Date of Award
Open Access Thesis
Scott L. Decker
As diverse populations within schools increase, the need for culturally-sensitive assessment is essential; however, test of ability vary in their degree of influence from culture. No test is “culture free,” but the low-linguistic demands on test of visual-motor integration (VMI) make them appropriate for use with diverse populations. Variation in VMI test performance due to cultural factors has negative implications for test interpretation and use with diverse populations because of VMI’s significant association with school readiness, academic achievement, social-emotional functioning, and neuropsychological assessment.

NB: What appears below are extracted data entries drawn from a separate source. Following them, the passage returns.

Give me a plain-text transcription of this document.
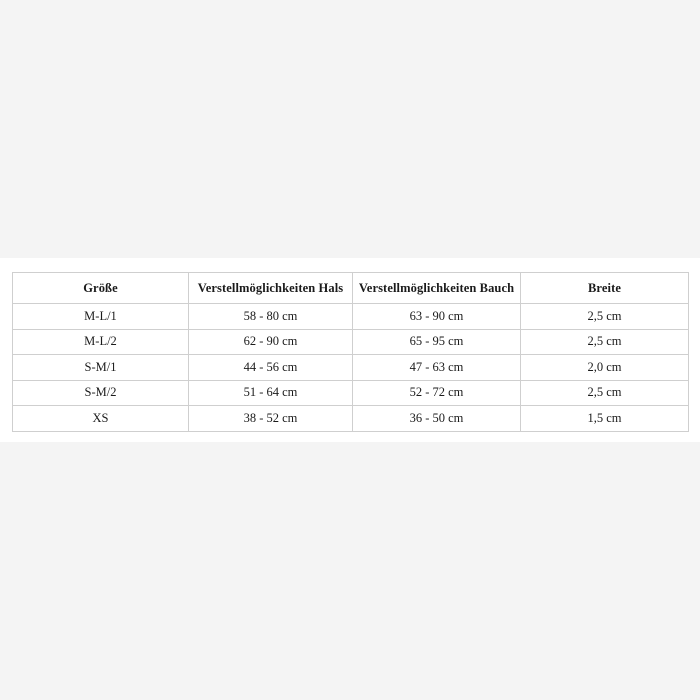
Größe	Verstellmöglichkeiten Hals	Verstellmöglichkeiten Bauch	Breite
M-L/1	58 - 80 cm	63 - 90 cm	2,5 cm
M-L/2	62 - 90 cm	65 - 95 cm	2,5 cm
S-M/1	44 - 56 cm	47 - 63 cm	2,0 cm
S-M/2	51 - 64 cm	52 - 72 cm	2,5 cm
XS	38 - 52 cm	36 - 50 cm	1,5 cm
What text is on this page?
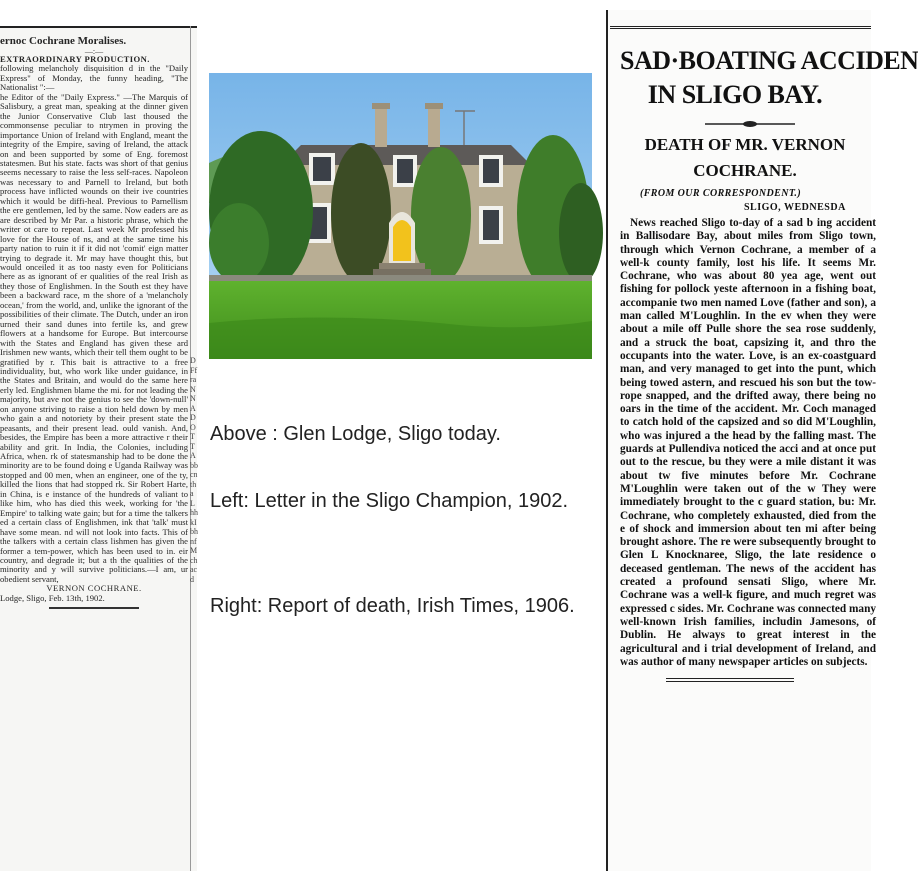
ernoc Cochrane Moralises.
—:—
EXTRAORDINARY PRODUCTION.

following melancholy disquisition d in the "Daily Express" of Monday, the funny heading, "The Nationalist ":—

he Editor of the "Daily Express." —The Marquis of Salisbury, a great man, speaking at the dinner given the Junior Conservative Club last thoused the commonsense peculiar to ntrymen in proving the importance Union of Ireland with England, meant the integrity of the Empire, saving of Ireland, the attack on and been supported by some of Eng. foremost statesmen. But his state. facts was short of that genius seems necessary to raise the less self-races. Napoleon was necessary to and Parnell to Ireland, but both process have inflicted wounds on their ive countries which it would be diffi-heal. Previous to Parnellism the ere gentlemen, led by the same. Now eaders are as are described by Mr Par. a historic phrase, which the writer ot care to repeat. Last week Mr professed his love for the House of ns, and at the same time his party nation to ruin it if it did not 'comit' eign matter trying to degrade it. Mr may have thought this, but would onceiled it as too nasty even for Politicians here as as ignorant of er qualities of the real Irish as they those of Englishmen. In the South est they have been a backward race, m the shore of a 'melancholy ocean,' from the world, and, unlike the ignorant of the possibilities of their climate. The Dutch, under an iron urned their sand dunes into fertile ks, and grew flowers at a handsome for Europe. But intercourse with the States and England has given these ard Irishmen new wants, which their tell them ought to be gratified by r. This bait is attractive to a free individuality, but, who work like under guidance, in the States and Britain, and would do the same here erly led. Englishmen blame the mi. for not leading the majority, but ave not the genius to see the 'down-null' on anyone striving to raise a tion held down by men who gain a and notoriety by their present state the peasants, and their present lead. ould vanish. And, besides, the Empire has been a more attractive r their ability and grit. In India, the Colonies, including Africa, when. rk of statesmanship had to be done the minority are to be found doing e Uganda Railway was stopped and 00 men, when an engineer, one of the ty, killed the lions that had stopped rk. Sir Robert Harte, in China, is e instance of the hundreds of valiant to like him, who has died this week, working for 'the Empire' to talking wate gain; but for a time the talkers ed a certain class of Englishmen, ink that 'talk' must have some mean. nd will not look into facts. This of the talkers with a certain class lishmen has given the former a tem-power, which has been used to in. eir country, and degrade it; but a th the qualities of the minority and y will survive politicians.—I am, ur obedient servant,

VERNON COCHRANE.
Lodge, Sligo, Feb. 13th, 1902.
DFfraNNADOTTAbbcnthaLhhkIbhnfMchacd
Above : Glen Lodge, Sligo today.
Left: Letter in the Sligo Champion, 1902.
Right: Report of death, Irish Times, 1906.
SAD·BOATING ACCIDEN
IN SLIGO BAY.
DEATH OF MR. VERNON COCHRANE.
(FROM OUR CORRESPONDENT.)
SLIGO, WEDNESDA
News reached Sligo to-day of a sad b ing accident in Ballisodare Bay, about miles from Sligo town, through which Vernon Cochrane, a member of a well-k county family, lost his life. It seems Mr. Cochrane, who was about 80 yea age, went out fishing for pollock yeste afternoon in a fishing boat, accompanie two men named Love (father and son), a man called M'Loughlin. In the ev when they were about a mile off Pulle shore the sea rose suddenly, and a struck the boat, capsizing it, and thro the occupants into the water. Love, is an ex-coastguard man, and very managed to get into the punt, which being towed astern, and rescued his son but the tow-rope snapped, and the drifted away, there being no oars in the time of the accident. Mr. Coch managed to catch hold of the capsized and so did M'Loughlin, who was injured a the head by the falling mast. The guards at Pullendiva noticed the acci and at once put out to the rescue, bu they were a mile distant it was about tw five minutes before Mr. Cochrane M'Loughlin were taken out of the w They were immediately brought to the c guard station, bu: Mr. Cochrane, who completely exhausted, died from the e of shock and immersion about ten mi after being brought ashore. The re were subsequently brought to Glen L Knocknaree, Sligo, the late residence o deceased gentleman. The news of the accident has created a profound sensati Sligo, where Mr. Cochrane was a well-k figure, and much regret was expressed c sides. Mr. Cochrane was connected many well-known Irish families, includin Jamesons, of Dublin. He always to great interest in the agricultural and i trial development of Ireland, and was author of many newspaper articles on subjects.
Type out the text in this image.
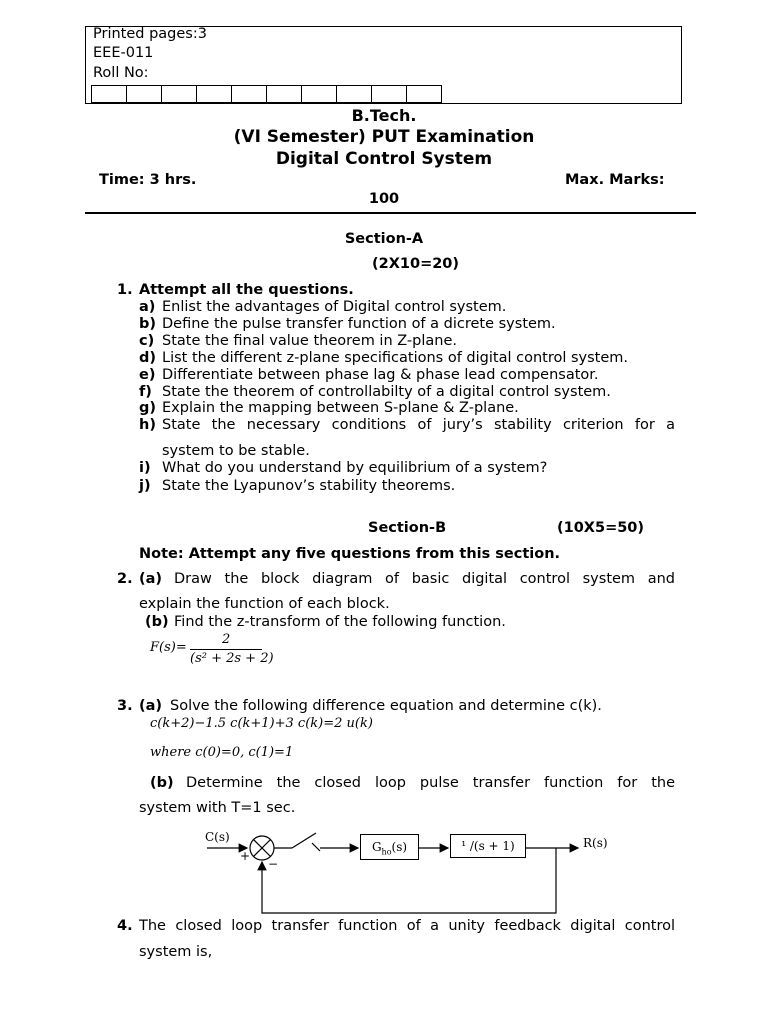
Printed pages:3
EEE-011
Roll No:
B.Tech.
(VI Semester) PUT Examination
Digital Control System
Time: 3 hrs.	Max. Marks:
100
Section-A
(2X10=20)
1. Attempt all the questions.
a) Enlist the advantages of Digital control system.
b) Define the pulse transfer function of a dicrete system.
c) State the final value theorem in Z-plane.
d) List the different z-plane specifications of digital control system.
e) Differentiate between phase lag & phase lead compensator.
f) State the theorem of controllabilty of a digital control system.
g) Explain the mapping between S-plane & Z-plane.
h) State the necessary conditions of jury’s stability criterion for a
system to be stable.
i) What do you understand by equilibrium of a system?
j) State the Lyapunov’s stability theorems.
Section-B	(10X5=50)
Note: Attempt any five questions from this section.
2. (a) Draw the block diagram of basic digital control system and
explain the function of each block.
(b) Find the z-transform of the following function.
F(s)=
2
(s² + 2s + 2)
3. (a) Solve the following difference equation and determine c(k).
c(k+2)−1.5 c(k+1)+3 c(k)=2 u(k)
where c(0)=0, c(1)=1
(b) Determine the closed loop pulse transfer function for the
system with T=1 sec.
$G_{ho}(s)$	¹ /(s + 1)
C(s)
+
−
R(s)
4. The closed loop transfer function of a unity feedback digital control
system is,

The current study explored the cultural invariance of the Bender Motor Gestalt Test, Second Edition (BG-II), a test of VMI, using Differential Item Functioning (DIF). Analyses were conducted using a subset of data from the normative sample of the BG-II, which included the BG-II’s copy phase items for 935 African-American, Hispanic, and Caucasian children ages 4 to 7 years. Overall, results indicated that the BG-II can be considered a culturally invariant measure, but caution should be used when interpreting item 3 of the copy phase, only for African-American 4- year-olds due to significant DIF. It is currently unclear why item 3 has significant DIF for African-American 4-year-olds, and continued research on the cultural invariance of the BG-II is needed to facilitate the development and use of culturally appropriate measures.